To schedule an interview with the program director, contact Mary Berger at 704-290-5865.

To register and pay for the class, go to www.spcc.edu and scroll down to “Massage Therapy” under Corporate and Continuing Education.


Monroe student wins Victor E. Bell Jr. Scholarship

College Foundation, Inc. (CFI) has announced 10 winners of the 2012 Victor E. Bell, Jr. Scholarship. This is the sixth year the Foundation has awarded scholarships to encourage North Carolina seventh grade students with high potential to aspire to a college education.

The scholarship is named in honor of the visionary former chairman of the CFI Board of Trustees who served for 30 years and left a strong legacy of service to North Carolina.

Winners receive $2,000 per year, from middle school through the fourth year of college, up to a maximum total of $20,000 per recipient, as long as they continue to meet annual renewal criteria. Awards are contributed to an account in the North Carolina 529 plan with the individual recipient named as the beneficiary of the account.

Among this this year’s Victor E. Bell, Jr. Scholarship winners is Rosalba Barojas, Monroe Middle School, Monroe.


UNC-C trustees OK tuition, fee increases

The UNC Charlotte Board of Trustees on Thursday recommended modest increases in annual charges for tuition and fees for the 2013-14 academic year.

By a unanimous vote, the trustees approved a $69 increase for undergraduate students, and $79 increase for graduate students, in annual in-state and out-of-state tuition. The amount equals a 2 percent tuition increase for resident students.

In addition, the board approved a $113 across-the-board increase in general fees, which included a previously approved $50 increase for football.
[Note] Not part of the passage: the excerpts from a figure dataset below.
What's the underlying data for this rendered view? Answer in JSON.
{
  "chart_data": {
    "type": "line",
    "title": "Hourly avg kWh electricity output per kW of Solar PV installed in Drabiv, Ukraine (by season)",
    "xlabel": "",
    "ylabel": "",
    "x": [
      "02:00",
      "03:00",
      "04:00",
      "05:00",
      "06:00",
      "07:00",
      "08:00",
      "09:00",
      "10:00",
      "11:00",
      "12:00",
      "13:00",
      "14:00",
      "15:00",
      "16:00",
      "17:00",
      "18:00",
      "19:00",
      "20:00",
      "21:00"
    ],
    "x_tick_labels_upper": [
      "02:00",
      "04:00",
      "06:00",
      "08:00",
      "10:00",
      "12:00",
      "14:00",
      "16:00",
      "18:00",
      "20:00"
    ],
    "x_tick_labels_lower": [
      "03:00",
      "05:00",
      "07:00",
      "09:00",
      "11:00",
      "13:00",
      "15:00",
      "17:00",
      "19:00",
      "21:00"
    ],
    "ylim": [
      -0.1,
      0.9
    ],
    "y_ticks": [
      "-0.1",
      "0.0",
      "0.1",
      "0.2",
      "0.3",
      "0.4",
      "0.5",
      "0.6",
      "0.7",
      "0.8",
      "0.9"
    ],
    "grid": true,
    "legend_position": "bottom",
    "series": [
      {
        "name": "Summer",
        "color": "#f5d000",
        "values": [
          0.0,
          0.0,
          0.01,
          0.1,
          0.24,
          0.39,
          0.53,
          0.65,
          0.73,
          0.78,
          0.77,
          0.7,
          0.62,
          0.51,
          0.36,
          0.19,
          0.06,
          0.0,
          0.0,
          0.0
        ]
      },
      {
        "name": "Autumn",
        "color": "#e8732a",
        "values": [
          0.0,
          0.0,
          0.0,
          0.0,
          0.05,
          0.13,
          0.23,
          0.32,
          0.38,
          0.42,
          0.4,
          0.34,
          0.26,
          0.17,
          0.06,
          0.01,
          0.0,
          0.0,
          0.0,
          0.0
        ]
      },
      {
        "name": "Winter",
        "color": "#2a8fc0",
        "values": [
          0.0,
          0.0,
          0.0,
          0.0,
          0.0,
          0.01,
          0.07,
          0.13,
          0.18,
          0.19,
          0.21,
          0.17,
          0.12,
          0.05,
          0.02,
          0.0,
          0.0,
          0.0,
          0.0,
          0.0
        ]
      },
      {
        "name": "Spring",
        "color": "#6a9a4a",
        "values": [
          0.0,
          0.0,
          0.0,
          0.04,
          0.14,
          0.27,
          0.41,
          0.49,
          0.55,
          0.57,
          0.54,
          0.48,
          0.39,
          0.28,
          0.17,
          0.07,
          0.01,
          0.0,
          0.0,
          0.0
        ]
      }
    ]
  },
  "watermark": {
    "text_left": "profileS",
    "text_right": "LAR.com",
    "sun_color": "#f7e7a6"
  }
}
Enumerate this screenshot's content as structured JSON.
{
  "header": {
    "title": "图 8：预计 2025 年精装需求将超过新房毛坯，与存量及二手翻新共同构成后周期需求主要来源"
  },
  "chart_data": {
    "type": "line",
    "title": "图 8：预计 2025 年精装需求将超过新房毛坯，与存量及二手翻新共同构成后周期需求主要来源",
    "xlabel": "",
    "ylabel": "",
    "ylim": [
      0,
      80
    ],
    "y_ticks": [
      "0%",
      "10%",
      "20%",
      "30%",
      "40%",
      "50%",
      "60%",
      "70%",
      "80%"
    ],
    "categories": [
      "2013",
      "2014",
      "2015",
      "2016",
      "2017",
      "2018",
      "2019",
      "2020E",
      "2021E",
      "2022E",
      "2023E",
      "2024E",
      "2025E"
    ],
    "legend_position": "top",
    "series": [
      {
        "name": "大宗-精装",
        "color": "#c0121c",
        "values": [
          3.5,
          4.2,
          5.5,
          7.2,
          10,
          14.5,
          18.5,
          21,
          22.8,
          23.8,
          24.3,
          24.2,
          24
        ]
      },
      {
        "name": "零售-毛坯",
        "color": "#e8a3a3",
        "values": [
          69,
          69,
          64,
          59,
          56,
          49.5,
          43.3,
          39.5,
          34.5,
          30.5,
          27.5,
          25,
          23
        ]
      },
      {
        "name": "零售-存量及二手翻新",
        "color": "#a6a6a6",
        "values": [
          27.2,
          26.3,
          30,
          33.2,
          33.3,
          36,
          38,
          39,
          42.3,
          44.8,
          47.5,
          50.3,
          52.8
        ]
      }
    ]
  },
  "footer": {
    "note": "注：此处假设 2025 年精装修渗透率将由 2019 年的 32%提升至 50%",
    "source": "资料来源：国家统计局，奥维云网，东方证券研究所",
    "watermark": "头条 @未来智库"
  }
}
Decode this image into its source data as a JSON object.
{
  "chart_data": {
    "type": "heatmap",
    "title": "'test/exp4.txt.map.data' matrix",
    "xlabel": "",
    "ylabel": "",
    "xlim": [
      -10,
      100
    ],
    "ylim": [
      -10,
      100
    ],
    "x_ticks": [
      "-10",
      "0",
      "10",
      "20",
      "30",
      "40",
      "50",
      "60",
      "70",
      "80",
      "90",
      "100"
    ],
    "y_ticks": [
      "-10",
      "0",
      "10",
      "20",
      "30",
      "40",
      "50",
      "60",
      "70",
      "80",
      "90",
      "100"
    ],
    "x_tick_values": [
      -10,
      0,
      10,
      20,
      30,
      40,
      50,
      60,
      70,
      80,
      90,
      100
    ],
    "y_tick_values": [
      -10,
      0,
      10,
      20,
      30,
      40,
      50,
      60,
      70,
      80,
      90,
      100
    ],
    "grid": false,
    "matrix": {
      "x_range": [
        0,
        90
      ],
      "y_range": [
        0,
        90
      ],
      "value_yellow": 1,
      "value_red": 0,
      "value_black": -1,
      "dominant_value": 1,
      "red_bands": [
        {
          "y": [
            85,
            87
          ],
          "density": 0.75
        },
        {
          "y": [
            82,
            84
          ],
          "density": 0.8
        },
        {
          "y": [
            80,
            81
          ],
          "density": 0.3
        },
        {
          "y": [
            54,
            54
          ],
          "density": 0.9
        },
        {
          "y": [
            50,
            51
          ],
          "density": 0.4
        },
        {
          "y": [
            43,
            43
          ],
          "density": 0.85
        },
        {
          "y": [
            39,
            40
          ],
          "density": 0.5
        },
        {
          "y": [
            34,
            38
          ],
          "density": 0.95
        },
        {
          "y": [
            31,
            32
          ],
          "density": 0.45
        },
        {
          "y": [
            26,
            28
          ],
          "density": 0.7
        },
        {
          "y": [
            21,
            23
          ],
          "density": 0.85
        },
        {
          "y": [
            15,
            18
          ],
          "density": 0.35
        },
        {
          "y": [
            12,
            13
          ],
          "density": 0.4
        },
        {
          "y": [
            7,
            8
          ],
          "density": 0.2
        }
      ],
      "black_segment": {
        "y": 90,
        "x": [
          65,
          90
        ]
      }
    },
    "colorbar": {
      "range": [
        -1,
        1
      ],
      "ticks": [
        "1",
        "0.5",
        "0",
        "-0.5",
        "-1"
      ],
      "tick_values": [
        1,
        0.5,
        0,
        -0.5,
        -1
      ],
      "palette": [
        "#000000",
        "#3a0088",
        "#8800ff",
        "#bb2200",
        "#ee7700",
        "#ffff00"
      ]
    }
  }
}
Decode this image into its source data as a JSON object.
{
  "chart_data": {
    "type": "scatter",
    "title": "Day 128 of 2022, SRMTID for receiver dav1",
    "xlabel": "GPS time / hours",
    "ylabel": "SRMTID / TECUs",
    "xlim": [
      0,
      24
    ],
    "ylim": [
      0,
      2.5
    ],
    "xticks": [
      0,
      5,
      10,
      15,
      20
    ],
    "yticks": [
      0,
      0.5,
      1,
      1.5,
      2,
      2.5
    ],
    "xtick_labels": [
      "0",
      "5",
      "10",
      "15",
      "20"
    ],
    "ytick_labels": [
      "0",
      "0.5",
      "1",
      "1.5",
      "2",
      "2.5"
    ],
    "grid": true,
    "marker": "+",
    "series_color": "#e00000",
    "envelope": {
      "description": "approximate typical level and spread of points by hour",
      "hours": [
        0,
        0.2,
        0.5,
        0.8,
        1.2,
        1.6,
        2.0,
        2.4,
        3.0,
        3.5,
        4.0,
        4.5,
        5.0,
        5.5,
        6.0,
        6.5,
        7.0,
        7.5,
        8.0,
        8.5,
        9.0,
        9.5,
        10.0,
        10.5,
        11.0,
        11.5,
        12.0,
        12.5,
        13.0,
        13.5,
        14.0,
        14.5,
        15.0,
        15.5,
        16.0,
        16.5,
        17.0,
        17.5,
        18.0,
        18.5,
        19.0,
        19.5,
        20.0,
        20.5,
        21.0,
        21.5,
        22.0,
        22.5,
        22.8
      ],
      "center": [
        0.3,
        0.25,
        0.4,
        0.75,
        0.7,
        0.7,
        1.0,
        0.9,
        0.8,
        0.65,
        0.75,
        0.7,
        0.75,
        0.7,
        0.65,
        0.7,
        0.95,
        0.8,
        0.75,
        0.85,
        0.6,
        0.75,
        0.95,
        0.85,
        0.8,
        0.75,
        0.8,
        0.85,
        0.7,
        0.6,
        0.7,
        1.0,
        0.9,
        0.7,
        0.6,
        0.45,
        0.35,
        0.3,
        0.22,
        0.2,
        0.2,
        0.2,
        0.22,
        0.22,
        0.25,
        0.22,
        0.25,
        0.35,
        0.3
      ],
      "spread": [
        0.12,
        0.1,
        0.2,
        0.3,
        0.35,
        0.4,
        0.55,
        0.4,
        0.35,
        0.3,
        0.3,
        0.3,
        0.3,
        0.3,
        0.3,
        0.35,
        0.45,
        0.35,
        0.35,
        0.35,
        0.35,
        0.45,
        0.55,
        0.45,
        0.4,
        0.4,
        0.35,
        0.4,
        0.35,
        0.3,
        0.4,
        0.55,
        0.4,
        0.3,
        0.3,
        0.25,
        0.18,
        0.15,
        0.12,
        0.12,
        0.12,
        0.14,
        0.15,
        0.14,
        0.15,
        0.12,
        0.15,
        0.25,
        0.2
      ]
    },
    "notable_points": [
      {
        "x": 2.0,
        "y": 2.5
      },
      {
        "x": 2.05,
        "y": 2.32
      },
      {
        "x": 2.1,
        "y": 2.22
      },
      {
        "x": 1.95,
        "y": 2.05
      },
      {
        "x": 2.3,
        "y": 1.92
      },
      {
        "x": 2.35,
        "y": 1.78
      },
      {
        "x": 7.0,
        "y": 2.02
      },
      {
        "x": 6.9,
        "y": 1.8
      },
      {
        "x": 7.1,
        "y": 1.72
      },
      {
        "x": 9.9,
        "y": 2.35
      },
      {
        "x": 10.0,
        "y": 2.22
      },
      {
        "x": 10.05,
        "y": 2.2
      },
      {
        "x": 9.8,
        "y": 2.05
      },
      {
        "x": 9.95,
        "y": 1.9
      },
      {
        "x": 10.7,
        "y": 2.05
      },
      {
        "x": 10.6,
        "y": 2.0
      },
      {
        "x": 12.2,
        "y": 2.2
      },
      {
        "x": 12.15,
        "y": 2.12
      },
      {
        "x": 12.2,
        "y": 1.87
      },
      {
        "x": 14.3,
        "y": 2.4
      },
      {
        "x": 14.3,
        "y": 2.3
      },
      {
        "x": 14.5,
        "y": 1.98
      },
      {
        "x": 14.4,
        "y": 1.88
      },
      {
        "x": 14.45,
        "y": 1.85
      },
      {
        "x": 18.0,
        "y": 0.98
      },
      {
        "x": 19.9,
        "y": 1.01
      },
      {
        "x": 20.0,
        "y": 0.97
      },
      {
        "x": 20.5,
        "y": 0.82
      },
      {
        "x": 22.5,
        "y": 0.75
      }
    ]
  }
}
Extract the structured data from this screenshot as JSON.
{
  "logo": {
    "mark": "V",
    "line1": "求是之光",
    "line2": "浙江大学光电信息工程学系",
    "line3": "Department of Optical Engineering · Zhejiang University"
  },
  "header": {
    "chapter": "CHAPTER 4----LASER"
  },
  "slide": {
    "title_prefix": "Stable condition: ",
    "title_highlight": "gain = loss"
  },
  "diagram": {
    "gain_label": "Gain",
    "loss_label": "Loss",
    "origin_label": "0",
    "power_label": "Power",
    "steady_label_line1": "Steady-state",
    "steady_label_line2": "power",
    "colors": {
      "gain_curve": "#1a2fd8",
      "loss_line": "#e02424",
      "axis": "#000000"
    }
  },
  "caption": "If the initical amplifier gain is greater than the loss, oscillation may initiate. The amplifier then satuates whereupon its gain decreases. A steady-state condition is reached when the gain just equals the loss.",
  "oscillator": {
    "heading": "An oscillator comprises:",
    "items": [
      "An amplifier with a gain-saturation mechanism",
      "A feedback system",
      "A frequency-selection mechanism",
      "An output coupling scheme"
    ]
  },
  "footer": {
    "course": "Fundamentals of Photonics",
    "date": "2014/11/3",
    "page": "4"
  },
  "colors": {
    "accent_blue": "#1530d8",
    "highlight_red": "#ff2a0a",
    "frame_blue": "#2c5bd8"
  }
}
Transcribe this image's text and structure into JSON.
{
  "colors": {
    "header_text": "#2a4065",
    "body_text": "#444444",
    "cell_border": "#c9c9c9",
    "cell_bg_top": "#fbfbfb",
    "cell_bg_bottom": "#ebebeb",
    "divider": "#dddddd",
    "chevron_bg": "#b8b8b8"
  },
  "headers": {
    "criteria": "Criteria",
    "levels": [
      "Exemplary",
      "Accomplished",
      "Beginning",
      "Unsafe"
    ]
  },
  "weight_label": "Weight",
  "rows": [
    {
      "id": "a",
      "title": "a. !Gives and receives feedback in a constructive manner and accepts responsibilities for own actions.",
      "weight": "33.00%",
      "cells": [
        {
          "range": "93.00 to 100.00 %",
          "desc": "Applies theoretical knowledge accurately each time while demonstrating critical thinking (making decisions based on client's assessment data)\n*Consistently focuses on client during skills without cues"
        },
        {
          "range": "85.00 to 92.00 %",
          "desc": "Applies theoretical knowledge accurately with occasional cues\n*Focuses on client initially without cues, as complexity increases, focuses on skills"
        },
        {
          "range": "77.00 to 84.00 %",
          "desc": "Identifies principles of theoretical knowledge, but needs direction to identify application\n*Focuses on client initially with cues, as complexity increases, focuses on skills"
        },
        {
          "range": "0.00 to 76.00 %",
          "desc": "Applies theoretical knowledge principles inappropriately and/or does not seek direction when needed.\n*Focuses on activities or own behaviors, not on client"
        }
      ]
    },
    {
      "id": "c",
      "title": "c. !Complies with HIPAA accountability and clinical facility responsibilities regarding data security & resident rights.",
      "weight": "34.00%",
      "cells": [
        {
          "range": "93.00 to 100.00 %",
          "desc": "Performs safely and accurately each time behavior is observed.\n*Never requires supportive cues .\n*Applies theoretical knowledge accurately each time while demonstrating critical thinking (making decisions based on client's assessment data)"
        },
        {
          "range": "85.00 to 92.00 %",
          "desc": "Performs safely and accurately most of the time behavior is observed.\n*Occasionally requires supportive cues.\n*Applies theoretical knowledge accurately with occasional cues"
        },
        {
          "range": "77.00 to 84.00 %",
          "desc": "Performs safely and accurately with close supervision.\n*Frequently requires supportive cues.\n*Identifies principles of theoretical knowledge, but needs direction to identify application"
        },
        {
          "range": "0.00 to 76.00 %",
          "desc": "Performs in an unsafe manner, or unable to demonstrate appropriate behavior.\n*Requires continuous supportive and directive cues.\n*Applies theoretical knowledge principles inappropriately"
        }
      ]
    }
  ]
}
Chancellor Philip Dubois also recommended a $50 increase for campus renovations and repairs to physical infrastructure.

The total cost for tuition and fees for undergraduate resident students with the addition of the $232 increase for this year equals $6,105. That is approximately 3.95 percent more than the $5,873 in current tuition and fees for undergraduate residents.

The proposed increases require final approval by the UNC Board of Governors and the state legislature.

“Given the recent data on the financial circumstances of our students and the effect these have on their retention and graduation rates, I am recommending this very small increase,” said Dubois.

Chancellor Dubois told the Board of Trustees that the effects of the economic recession can be seen clearly in the financial challenges facing students. “We have the largest number of Pell-eligible undergraduate students in the UNC system (almost 8,700), 74 percent of our undergraduates receive financial aid, and 63 percent are receiving loans. Our tuition policy needs to reflect these realities.”

Dubois said that the administration would re-direct some of the tuition revenues to expand on-campus employment and internship opportunities for students, including summer research programs. “With so many of our students having to work to make ends meet, we think employment on campus is a positive option,” Dubois noted.